Cascaded Execution: Speedup Up Unparallelized Execution on Multiprocessor Systems
Ruth Anderson, Thu D. Nguyen, and John Zahorjan

Appears in Proceedings of the 2nd Merged Symposium IPPS/SPDP 1999, April 1999.

[Postscript][PDF] (TR Version: [PDF])

Abstract. Both inherently sequential code and limitations of analysis techniques prevent full parallelization of many applications by parallelizing compilers. Amdahl's Law tells us that as parallelization becomes increasingly effective, any unparallelized loop becomes an increasingly dominant performance bottleneck.

We present a technique for speeding up the execution of unparallelized loops by cascading their sequential execution across multiple processors: only a single processor executes the loop body at any one time, and each processor executes only a portion of the loop body before passing control to another. Cascaded execution allows otherwise idle processors to optimize their memory state for the eventual execution of their next portion of the loop, resulting in significantly reduced overall loop body execution times.

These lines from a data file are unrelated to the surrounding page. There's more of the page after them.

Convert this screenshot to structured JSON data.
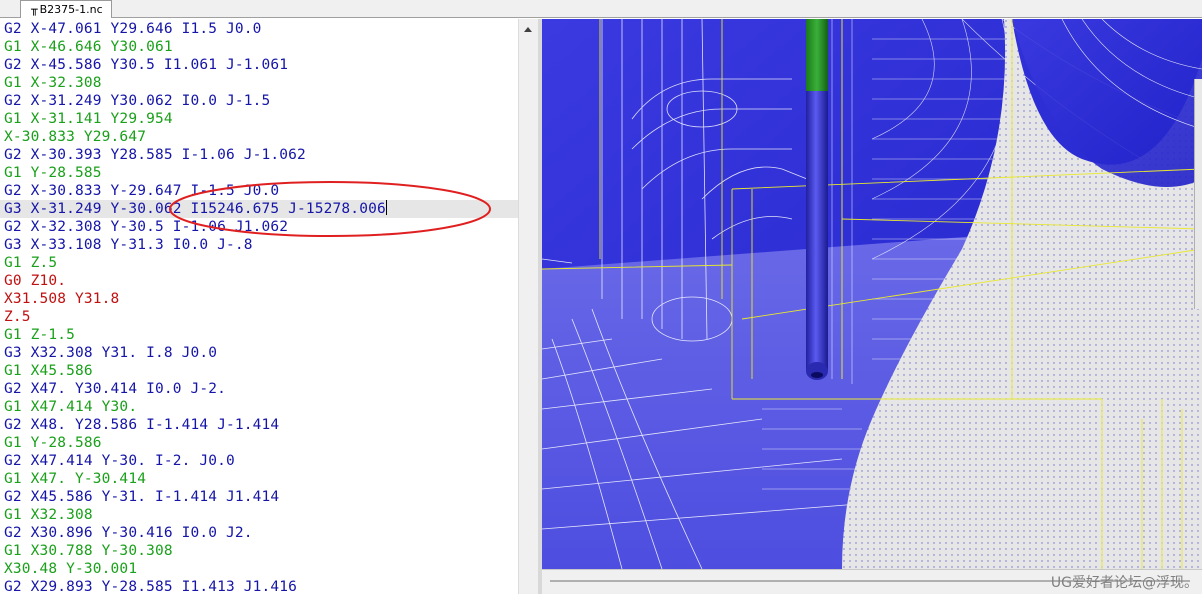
{
  "tab": {
    "title": "B2375-1.nc",
    "icon": "nc-file-icon"
  },
  "colors": {
    "g2": "#1515a8",
    "g1": "#1aa01a",
    "g0": "#c01010",
    "current_line_bg": "#e6e6e6",
    "annotation": "#e02020"
  },
  "editor": {
    "current_line_index": 10,
    "lines": [
      {
        "text": "G2 X-47.061 Y29.646 I1.5 J0.0",
        "color": "g2"
      },
      {
        "text": "G1 X-46.646 Y30.061",
        "color": "g1"
      },
      {
        "text": "G2 X-45.586 Y30.5 I1.061 J-1.061",
        "color": "g2"
      },
      {
        "text": "G1 X-32.308",
        "color": "g1"
      },
      {
        "text": "G2 X-31.249 Y30.062 I0.0 J-1.5",
        "color": "g2"
      },
      {
        "text": "G1 X-31.141 Y29.954",
        "color": "g1"
      },
      {
        "text": "X-30.833 Y29.647",
        "color": "g1"
      },
      {
        "text": "G2 X-30.393 Y28.585 I-1.06 J-1.062",
        "color": "g2"
      },
      {
        "text": "G1 Y-28.585",
        "color": "g1"
      },
      {
        "text": "G2 X-30.833 Y-29.647 I-1.5 J0.0",
        "color": "g2"
      },
      {
        "text": "G3 X-31.249 Y-30.062 I15246.675 J-15278.006",
        "color": "g2"
      },
      {
        "text": "G2 X-32.308 Y-30.5 I-1.06 J1.062",
        "color": "g2"
      },
      {
        "text": "G3 X-33.108 Y-31.3 I0.0 J-.8",
        "color": "g2"
      },
      {
        "text": "G1 Z.5",
        "color": "g1"
      },
      {
        "text": "G0 Z10.",
        "color": "g0"
      },
      {
        "text": "X31.508 Y31.8",
        "color": "g0"
      },
      {
        "text": "Z.5",
        "color": "g0"
      },
      {
        "text": "G1 Z-1.5",
        "color": "g1"
      },
      {
        "text": "G3 X32.308 Y31. I.8 J0.0",
        "color": "g2"
      },
      {
        "text": "G1 X45.586",
        "color": "g1"
      },
      {
        "text": "G2 X47. Y30.414 I0.0 J-2.",
        "color": "g2"
      },
      {
        "text": "G1 X47.414 Y30.",
        "color": "g1"
      },
      {
        "text": "G2 X48. Y28.586 I-1.414 J-1.414",
        "color": "g2"
      },
      {
        "text": "G1 Y-28.586",
        "color": "g1"
      },
      {
        "text": "G2 X47.414 Y-30. I-2. J0.0",
        "color": "g2"
      },
      {
        "text": "G1 X47. Y-30.414",
        "color": "g1"
      },
      {
        "text": "G2 X45.586 Y-31. I-1.414 J1.414",
        "color": "g2"
      },
      {
        "text": "G1 X32.308",
        "color": "g1"
      },
      {
        "text": "G2 X30.896 Y-30.416 I0.0 J2.",
        "color": "g2"
      },
      {
        "text": "G1 X30.788 Y-30.308",
        "color": "g1"
      },
      {
        "text": "X30.48 Y-30.001",
        "color": "g1"
      },
      {
        "text": "G2 X29.893 Y-28.585 I1.413 J1.416",
        "color": "g2"
      }
    ]
  },
  "watermark": "UG爱好者论坛@浮现。"
}
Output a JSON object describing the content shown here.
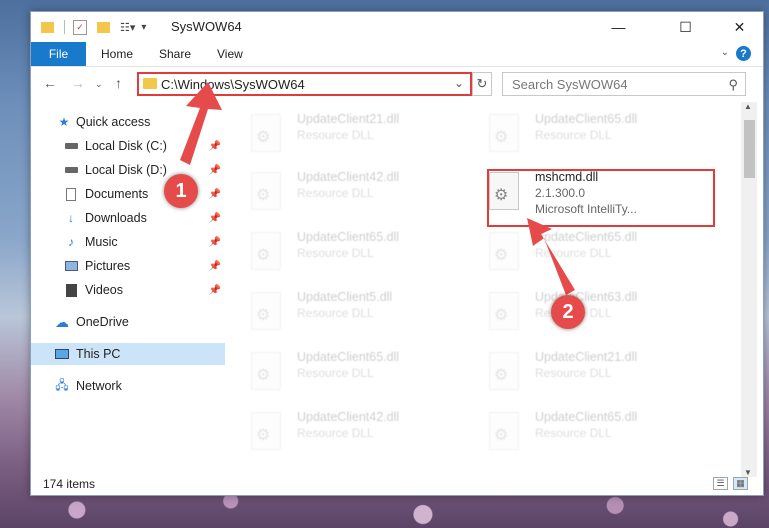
{
  "window": {
    "title": "SysWOW64"
  },
  "ribbon": {
    "file": "File",
    "tabs": [
      "Home",
      "Share",
      "View"
    ],
    "help": "?"
  },
  "address": {
    "path": "C:\\Windows\\SysWOW64"
  },
  "search": {
    "placeholder": "Search SysWOW64"
  },
  "sidebar": {
    "items": [
      {
        "label": "Quick access",
        "icon": "star-icon"
      },
      {
        "label": "Local Disk (C:)",
        "icon": "drive-icon"
      },
      {
        "label": "Local Disk (D:)",
        "icon": "drive-icon"
      },
      {
        "label": "Documents",
        "icon": "documents-icon"
      },
      {
        "label": "Downloads",
        "icon": "downloads-icon"
      },
      {
        "label": "Music",
        "icon": "music-icon"
      },
      {
        "label": "Pictures",
        "icon": "pictures-icon"
      },
      {
        "label": "Videos",
        "icon": "videos-icon"
      },
      {
        "label": "OneDrive",
        "icon": "onedrive-icon"
      },
      {
        "label": "This PC",
        "icon": "pc-icon"
      },
      {
        "label": "Network",
        "icon": "network-icon"
      }
    ]
  },
  "files": [
    {
      "name": "UpdateClient21.dll",
      "type": "Resource DLL"
    },
    {
      "name": "UpdateClient65.dll",
      "type": "Resource DLL"
    },
    {
      "name": "UpdateClient42.dll",
      "type": "Resource DLL"
    },
    {
      "name": "mshcmd.dll",
      "version": "2.1.300.0",
      "company": "Microsoft IntelliTy..."
    },
    {
      "name": "UpdateClient65.dll",
      "type": "Resource DLL"
    },
    {
      "name": "UpdateClient65.dll",
      "type": "Resource DLL"
    },
    {
      "name": "UpdateClient5.dll",
      "type": "Resource DLL"
    },
    {
      "name": "UpdateClient63.dll",
      "type": "Resource DLL"
    },
    {
      "name": "UpdateClient65.dll",
      "type": "Resource DLL"
    },
    {
      "name": "UpdateClient21.dll",
      "type": "Resource DLL"
    },
    {
      "name": "UpdateClient42.dll",
      "type": "Resource DLL"
    },
    {
      "name": "UpdateClient65.dll",
      "type": "Resource DLL"
    }
  ],
  "status": {
    "items": "174 items"
  },
  "callouts": [
    "1",
    "2"
  ],
  "colors": {
    "accent": "#1979ca",
    "highlight": "#e23b3b",
    "callout": "#e64b4b"
  }
}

We evaluate cascaded execution using loop nests from wave5, a Spec95fp benchmark application, and a synthetic benchmark meant to assess the impact of the increasingly dominant memory access times of future processors. Running on a PC with 4 Pentium Pro processors and an SGI Power Onyx with 8 R10000 processors, we observe an overall speedup of 1.35 and 1.7, respectively, for the wave5 loops we examined, and speedups as high as 4.5 for individual loops. Our extrapolated results using the synthetic benchmark show a potential for speedups as large as 16 on future machines.